Canzonette per l’estate
Ritmi ballabili, testi sognabili e trapuntati di positivismi elementari incrociati ai disincanti del reale che pressa, amore a carrettate, e naturalmente, ritmi ballabili e melodie frizzanti. Siamo alle solite: con l’estate le playlist delle radio e gli streaming internautici sono intasate di canzoncine bubblegum costruite per far da colonna sonora ai giorni dell’evasione, balneare o metropolitana che sia. È ancora presto per decretare quale sarà la canzone regina di quest’anno, ma i nomi che circolano sono quelli appena citati.
Col faccino pulito e lo sguardo innamorante, Riccardo Marcuzzi in arte Riki, sta tenendo botta alla grande, dimostrando così che ai talent come a Sanremo non è necessario uscire da trionfatori per sbancare i mercati. Sette brani per poco più di 20 minuti di musica, ma questo piccolo album, intitolato come il singolo guida Perdo le parole è uno dei pezzi forti di questa torrida estate 2017: un po’ di rap addomesticato, tastiere e bassi guizzanti molto pop, un furbissimo mix di ballate sognanti e di pezzi più grintosi per un prodotto che sta funzionando benissimo; ma il Nostro e il suo entourage sanno che tocca battere il ferro finché è caldo ed è già al lavoro per sfornare il second-out.
Anche perché la concorrenza mica sta a guardare. A cominciare da Gué Pequeno, all’anagrafe Cosimo Fini, milanese classe 1980. Già membro del gruppo Club Dogo, il giovanotto ha scelto partnership di livello e piuttosto trendy, come Sfera Ebbasta e Marracash, ma anche un vecchio marpione come Enzo Avitabile. Rispetto a Riki è più stagionato ed ovviamente vanta un curriculum ben più consistente (cinque album all’attivo); soprattutto utilizza un gergo molto più ruspante e stradaiolo. L’ennesimo hip-hopper duro e senza peli sulla lingua, epperò perfettamente integrato nel sistema, senza neanche preoccuparsi delle contraddizioni.

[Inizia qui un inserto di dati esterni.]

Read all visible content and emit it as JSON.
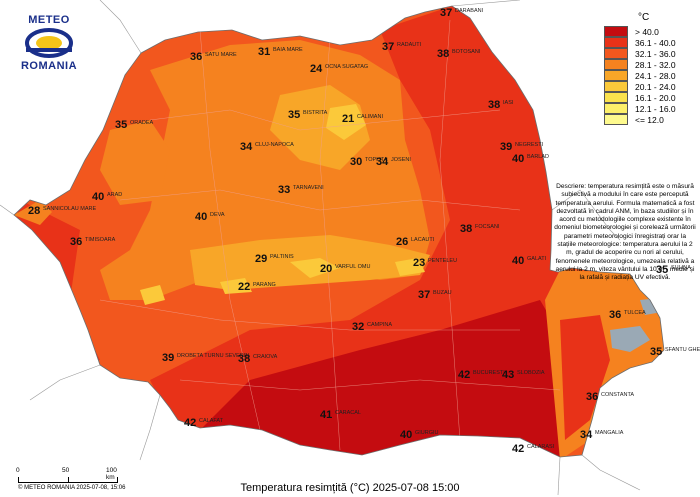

Ricki & Gué, incarnano entrambi un cliché più che navigato: il primo rassicurante e buonista, l’altro più ombroso e vernacolare. Eppure entrambi fanno parte dello stesso format: il cosiddetto mainstream, ovvero ciò che sui mercati di massa tira, fa tendenza, e possiede intriganza sufficiente per sbucare dal mazzo – sempre troppo nutrito – delle offerte di stagione dei supermercati della musica. Altri ne seguiranno, prima ancora che calino le brume dell’autunno.